Un texte court, mais dense, composé en chinois par Keizan Jôkin (1268-1325), le troisième successeur de Eihei Dôgen (1200-1253), qui introduisit le zen de l'école sôtô au Japon. En 1680, Manzan Dôhaku (1635-1714) en découvrit un exemplaire dans la librairie du monastère de Daijôji et le publia avec les "Règles pures de Keizan" (Keizan shingi), un recueil sur les règles monastiques.
À lire sur Keizan :
En anglais, une traduction anglaise du "Recueil de la transmission de la lumière", Transmission of Light : Zen in the art of Enlightenment by Zen master Keizan, translated and with an introduction by Thomas Cleary, New-York, Weatherhill, 1992.
En anglais, sur l'imaginaire de Keizan, Bernard Faure, Visions of Power : Imagining Medieval Japanese Buddhism, Princeton, Princeton University Press, 1996.
Sur le site :
Un extrait du Denkôroku, "Le recueil de la transmission de la lumière" de Keizan
Une biographie de Keizan publiée en 1915 en anglais par l'école sôtô
La méditation d'une qualité supérieure ne consiste pas à étudier l'affaire pour laquelle les bouddhas sont apparus en ce monde ni à séveiller au mystérieux que les bouddhas et les patriarches n'ont pas transmis. Lorsqu'on a faim, on mange, lorsqu'on est fatigué, on dort. On ne prend pas les multiples phénomènes pour le soi. L'étude comme l'absence d'étude n'y ont plus place. On s'assoit simplement droit dans une naturelle magnificence. On ne différencie pas entre les phénomènes, quoique les dix mille phénomènes ne soient pas confondus.
Dans la méditation d'une qualité médiane, on délaisse les dix mille choses et l'on se repose des objets sans qu’il y ait la moindre interruption tout au long des douze heures. On s'exerce concentré à suivre l’expiration et l’inspiration. À moins qu’on prenne un cas ou qu’on pose le regard sur l’extrémité du nez. Son propre visage originel n'éprouve plus le va et vient des naissances et des morts. Le merveilleux principe de la véritable ainséité [qui est] la bouddhéité, ne tombe pas dans les jugements et les différenciations. Dans l'incompréhension et l'inconnaissance, il n'est rien qui ne soit compris. [Ce principe] a distinctement traversé le passé et pénétré le présent. Clairement dans ce monde des dix directions, le corps tout entier apparaît seul au milieu des dix mille formes.
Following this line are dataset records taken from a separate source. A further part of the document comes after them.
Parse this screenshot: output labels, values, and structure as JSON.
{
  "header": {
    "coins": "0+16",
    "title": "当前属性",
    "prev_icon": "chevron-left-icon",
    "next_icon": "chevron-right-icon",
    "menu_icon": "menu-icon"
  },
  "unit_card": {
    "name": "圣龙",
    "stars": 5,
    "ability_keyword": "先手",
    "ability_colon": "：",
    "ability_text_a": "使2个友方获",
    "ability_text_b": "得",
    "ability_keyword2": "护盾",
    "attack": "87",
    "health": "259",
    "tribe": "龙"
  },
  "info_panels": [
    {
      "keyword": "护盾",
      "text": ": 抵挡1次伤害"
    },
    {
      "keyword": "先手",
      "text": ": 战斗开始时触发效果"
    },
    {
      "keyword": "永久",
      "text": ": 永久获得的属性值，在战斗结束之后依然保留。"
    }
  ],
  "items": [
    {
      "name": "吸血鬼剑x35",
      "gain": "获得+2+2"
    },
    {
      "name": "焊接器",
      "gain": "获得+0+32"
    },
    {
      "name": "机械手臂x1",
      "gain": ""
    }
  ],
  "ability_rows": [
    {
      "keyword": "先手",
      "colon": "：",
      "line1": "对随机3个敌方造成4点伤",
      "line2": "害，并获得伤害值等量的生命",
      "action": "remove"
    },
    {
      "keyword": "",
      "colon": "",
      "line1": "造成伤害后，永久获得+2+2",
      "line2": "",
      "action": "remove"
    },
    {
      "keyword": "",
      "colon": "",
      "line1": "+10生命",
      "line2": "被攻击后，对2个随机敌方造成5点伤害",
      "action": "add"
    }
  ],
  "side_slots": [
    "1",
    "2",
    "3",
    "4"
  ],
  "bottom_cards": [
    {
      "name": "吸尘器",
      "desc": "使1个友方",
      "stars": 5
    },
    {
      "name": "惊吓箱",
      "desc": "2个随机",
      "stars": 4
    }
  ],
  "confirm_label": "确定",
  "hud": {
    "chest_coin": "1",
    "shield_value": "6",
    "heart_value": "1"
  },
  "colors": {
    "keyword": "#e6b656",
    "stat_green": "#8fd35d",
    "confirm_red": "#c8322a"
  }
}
Dans la méditation d'une qualité inférieure, on fait grand cas de créer les conditions et lon sépare le bien et le mal des actes. On découvre la nature foncière des bouddhas [par la maxime] "l'esprit en tant que tel". Les pieds fixés dans la terre de bouddha n'entrent pas dans les voies du mal. Les mains fixées dans le sceau de la concentration ne se saisissent pas des rouleaux de sûtra. La bouche fermée, comme cousue, comme scellée, ne dit rien. Les yeux ouverts, ni à peine, ni en grand, ne distinguent pas les formes. Les oreilles n'écoutent pas les voix du bien et du mal. Le nez ne sent pas les parfums de l'amour et de la haine. Le corps ne s'appuie sur rien et les mouvements s'arrêtent d'un coup. La conscience n'adhère plus à quoi que ce soit. Le chagrin comme la joie disparaissent tous deux. Lapparence comme telle a tout dun bouddha de bois. Même si dans l'esprit apparaissent toutes sortes de pensées illusoires ou de méprises, on ne commet ces erreurs. Pour donner une image, c'est comme de laisser se balancer des ombres sur un miroir clair. Les cinq et huit préceptes, les grands préceptes de bodhisattva, ceux complets de bhiksu, les trois mille attitudes, les quatre-vingt mille minutieuses activités, la mise en branle de la roue de la merveilleuse loi des bouddhas et des bodhisattvas, apparaissent tous à partir de cette méditation assise sans jamais s'épuiser. Entre les dix mille actions, la plus haute des pratiques authentiques n'est que cette seule méthode de méditation assise. Lorsqu'on s’assoit un instant, on amasse un mérite supérieur à [celui de] bâtir cent mille et d’innombrables temples et monastères. A fortiori, comment serait-il donc possible de régresser en pratiquant continuellement ? À se libérer longuement de la naissance et de la mort, on verra le bouddha en son propre esprit. [Les quatre attitudes de] marcher, se tenir debout, s’asseoir et s’allonger ne sont que les merveilleuses actions de l'inactivité. [Les quatre fonctions cognitives de] voir, entendre, sentir et connaître, forment ensemble la lumière spirituelle de l'être originel. On ne fait pas de distinction entre le débutant et le confirmé, pas plus qu'on ne juge entre l’éclairé et l’ignorant.
En pratiquant une telle méditation assise avec soin on ne peut plus l'oublier.